In the midst of continued political debate over universal health care, the U.S. Census Bureau says the number of individuals without health care insurance continued to increase in 2006.

The percentage without health insurance increased from 15.3% in 2005 to 15.8% in 2006, and the number of uninsured rose from 44.8 million to 47 million, the bureau reveals in a new report.

The number of U.S.-born residents who were uninsured increased from 33 million to 34.4 million in the period, while the uninsured rate increased from 12.8% to 13.2%.

The total of uninsured foreign-born rose from 11.8 million to 12.6 million, but their rate was statistically unchanged at 33.8% in 2006, the report shows.

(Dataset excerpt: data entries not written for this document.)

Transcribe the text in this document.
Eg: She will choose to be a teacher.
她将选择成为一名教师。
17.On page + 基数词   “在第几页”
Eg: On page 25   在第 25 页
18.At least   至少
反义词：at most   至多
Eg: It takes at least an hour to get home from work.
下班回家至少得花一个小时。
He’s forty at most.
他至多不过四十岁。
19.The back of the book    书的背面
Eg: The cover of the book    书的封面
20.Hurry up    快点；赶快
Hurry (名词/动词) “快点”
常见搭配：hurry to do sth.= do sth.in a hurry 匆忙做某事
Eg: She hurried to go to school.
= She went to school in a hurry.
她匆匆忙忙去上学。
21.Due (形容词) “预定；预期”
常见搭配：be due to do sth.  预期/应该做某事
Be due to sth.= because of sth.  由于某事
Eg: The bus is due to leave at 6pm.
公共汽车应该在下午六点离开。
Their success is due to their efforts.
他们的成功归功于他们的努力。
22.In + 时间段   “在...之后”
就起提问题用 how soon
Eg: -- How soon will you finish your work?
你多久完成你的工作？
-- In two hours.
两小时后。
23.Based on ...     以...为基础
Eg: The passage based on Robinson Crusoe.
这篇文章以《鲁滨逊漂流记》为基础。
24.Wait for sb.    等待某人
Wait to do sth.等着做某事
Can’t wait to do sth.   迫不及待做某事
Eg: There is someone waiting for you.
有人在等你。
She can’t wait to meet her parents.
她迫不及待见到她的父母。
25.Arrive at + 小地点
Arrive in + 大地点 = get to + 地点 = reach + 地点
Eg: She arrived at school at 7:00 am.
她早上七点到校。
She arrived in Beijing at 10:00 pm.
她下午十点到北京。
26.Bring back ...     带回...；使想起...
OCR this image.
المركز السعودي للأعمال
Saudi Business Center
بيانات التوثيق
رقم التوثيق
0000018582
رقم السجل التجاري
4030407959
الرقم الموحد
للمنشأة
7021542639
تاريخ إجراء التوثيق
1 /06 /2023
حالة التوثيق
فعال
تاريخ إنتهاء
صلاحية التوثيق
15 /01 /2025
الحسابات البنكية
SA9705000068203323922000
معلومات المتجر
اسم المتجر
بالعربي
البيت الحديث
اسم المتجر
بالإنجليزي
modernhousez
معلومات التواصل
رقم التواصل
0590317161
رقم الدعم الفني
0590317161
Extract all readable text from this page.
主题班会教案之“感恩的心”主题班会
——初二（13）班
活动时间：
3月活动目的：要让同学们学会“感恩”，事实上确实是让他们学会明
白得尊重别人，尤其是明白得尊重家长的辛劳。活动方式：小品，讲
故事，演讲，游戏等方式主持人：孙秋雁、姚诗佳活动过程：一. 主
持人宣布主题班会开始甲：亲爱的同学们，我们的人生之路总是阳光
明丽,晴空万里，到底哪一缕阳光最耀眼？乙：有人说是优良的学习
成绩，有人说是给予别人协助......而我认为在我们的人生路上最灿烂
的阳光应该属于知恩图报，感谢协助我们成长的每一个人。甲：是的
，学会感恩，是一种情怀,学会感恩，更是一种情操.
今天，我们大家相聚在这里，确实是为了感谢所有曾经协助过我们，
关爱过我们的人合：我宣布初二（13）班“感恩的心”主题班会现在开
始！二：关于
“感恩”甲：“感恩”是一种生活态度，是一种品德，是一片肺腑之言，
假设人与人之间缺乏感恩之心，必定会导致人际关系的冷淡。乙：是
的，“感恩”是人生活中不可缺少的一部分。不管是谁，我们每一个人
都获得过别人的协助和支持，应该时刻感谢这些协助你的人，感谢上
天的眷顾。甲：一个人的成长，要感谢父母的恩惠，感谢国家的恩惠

Looking at ethnic differences, the bureau found that among non-Hispanic whites, the number of uninsured remained statistically unchanged in 2006 at 21.2 million or 10.8%.

For blacks, the number and percentage increased from 7 million and 19% in 2005 to 7.6 million and 20.5%. The figures for uninsured Hispanics rose from 14 million (32.3%) in 2005 to 15.3 million (34.1%).

The number of uninsured Asians remained statistically unchanged, at 2 million in 2006, while their uninsured rate declined to 15.5% from 17.2% in 2005.

Regionally, the Midwest had the lowest uninsured rate in 2006, at 11.4%, followed by the Northeast (12.3%), the West (17.9%) and the South (19%). Increases in uninsured rates occurred in the Northeast and South, where uninsured rates for 2005 rates had been 11.7% and 18%, respectively.

Among states, Texas had the highest percentage of uninsured using a 3-year average, with 24.1% lacking health insurance. The rates for Minnesota (8.5%), Hawaii (8.6%), Iowa (9.3%), Wisconsin (9.4%) and Maine (9.5%) were lowest.

Of particular significance to the debate over the proposed State Children’s Health Insurance Program (SCHIP) legislation, figures for uninsured children rose from 8 million (10.9%) in 2005 to 8.7 million (11.7%) in 2006, according to the bureau’s report.

Commenting on the data, the Robert Wood Johnson Foundation, Princeton, N.J. called for bipartisan cooperation in renewing SCHIP.

“We need to safeguard the program and strengthen it so that more children who are already eligible for SCHIP can get covered,” said Risa Lavizzo-Mourey, president and chief executive of the foundation. “The alternative is to divide our children further into those who get a fair chance at a healthy life and those who don’t.”